St. Nicholas Orthodox Church
Antiochian Orthodox Christian Archdiocese
9100 Youree Drive, Shreveport, LA 71115
Sunday, September 21, 2014 - Sunday after the Exaltation of the Cross

“Lo, through the Cross has joy come into all the world.” This is what we proclaim throughout the Paschal season, and at every Sunday Orthros and Liturgy. Sometimes people have the idea that Christianity is gloomy. It’s all this talk about taking up our cross and following Christ and denying ourselves, and even being crucified with Christ, like we heard in today’s Epistle and Gospel readings.

Actually, though, it’s not having the Cross of Christ in our lives that would be a gloomy prospect. True Christianity is never gloomy. In fact it’s the world and its ways that are gloomy. And we Christians are only gloomy when we accept the world’s ways and forget the true way of Christ. A “gloomy Christian” is really an oxymoron.

That’s not to say that we have to always be smiling and feeling great. I’m not telling you to “fake it till you make it.” That’s not Orthodoxy. That’s not the joy Christ is calling us to embrace. Real joy can’t be faked. Real joy means that if you’re sad, be sad, but be sad with Christ. And if we’re suffering, we don’t deny it. But we trust in Christ. And we take comfort in His suffering which is joined to our suffering. And we believe that through the Cross joy comes into the world. And so we wait through the night, knowing the morning will come, and with it the sunrise of joy.

There’s a difference between worldly happiness and heavenly joy. It’s a huge difference, like between a cartoonish drawing of a star, and a real star twinkling in the night sky. Real joy comes to us through repentance, as strange as that sounds. That’s because sin squashes joy. Happiness may come and go, but if we’re leading a life of repentance, then joy is possible even during unhappy times.

Fr. Zacharias of St. John Monastery in Essex, England, told us about a monastic saying. If the monks saw a brother who was gloomy and grumpy, they would say, “He didn’t weep enough during the night.” In other words, if we weep before God, and pour out our heart to Him; if we labor and suffer through the process of true repentance, then eventually, the joy will come. Psalm 29 says, “weeping may endure for a night but joy comes in the morning.” It’s that morning joy that we live for as Christians. And if we know and believe in that joy of the Resurrection, then even in our suffering that joy starts to work it’s way into our hearts. It’s not “fake it till you make it.” Rather, it’s that having experienced the joy at some point in the past, we know God will grant it again when and how He wills, and anticipating it, we can find joy even as we walk to Golgotha. Even as we are crucified with Christ; even as we anticipate some terrible trial, we can still feel that Paschal joy by God’s grace.

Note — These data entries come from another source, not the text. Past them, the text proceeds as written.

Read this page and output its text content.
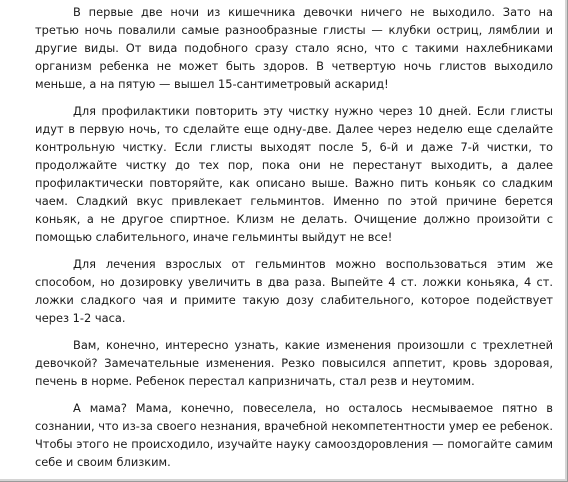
В первые две ночи из кишечника девочки ничего не выходило. Зато на третью ночь повалили самые разнообразные глисты — клубки остриц, лямблии и другие виды. От вида подобного сразу стало ясно, что с такими нахлебниками организм ребенка не может быть здоров. В четвертую ночь глистов выходило меньше, а на пятую — вышел 15-сантиметровый аскарид!

Для профилактики повторить эту чистку нужно через 10 дней. Если глисты идут в первую ночь, то сделайте еще одну-две. Далее через неделю еще сделайте контрольную чистку. Если глисты выходят после 5, 6-й и даже 7-й чистки, то продолжайте чистку до тех пор, пока они не перестанут выходить, а далее профилактически повторяйте, как описано выше. Важно пить коньяк со сладким чаем. Сладкий вкус привлекает гельминтов. Именно по этой причине берется коньяк, а не другое спиртное. Клизм не делать. Очищение должно произойти с помощью слабительного, иначе гельминты выйдут не все!

Для лечения взрослых от гельминтов можно воспользоваться этим же способом, но дозировку увеличить в два раза. Выпейте 4 ст. ложки коньяка, 4 ст. ложки сладкого чая и примите такую дозу слабительного, которое подействует через 1-2 часа.

Вам, конечно, интересно узнать, какие изменения произошли с трехлетней девочкой? Замечательные изменения. Резко повысился аппетит, кровь здоровая, печень в норме. Ребенок перестал капризничать, стал резв и неутомим.

А мама? Мама, конечно, повеселела, но осталось несмываемое пятно в сознании, что из-за своего незнания, врачебной некомпетентности умер ее ребенок. Чтобы этого не происходило, изучайте науку самооздоровления — помогайте самим себе и своим близким.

Great Lent would be dreadful if we didn’t have Pascha to look forward to. And this life would be dreadful if we forgot about the joy of knowing Christ and the ultimate joy of rising to eternal life with Him. But remembering those things, we can look even death in the face and say, “O Death, where is thy sting? O Grave, where is thy victory?”

The mourning, the sadness, the suffering that is legitimate and necessary is the mourning and sadness of repentance. “Blessed are those who mourn” - that is, who mourn for their sinfulness. If we mourn the loss of material things, or if we sorrow in a morbid way, there’s no light at the end of the tunnel. The light only comes when we let go of those things, and mourn in a completely different way - mourn for the fact that we fall short; mourn that we are not as God created us to be. This is the only real tragedy in life. Saints are not those who are unattainably good; Saints are what we were created to be. So if we recognize that, then we mourn that we are not yet as we should be; but we mourn with faith - faith that God is able to change us. We mourn with hope that He will change us. We mourn with love for Him who has already accomplished our transformation by His incarnation, death and resurrection.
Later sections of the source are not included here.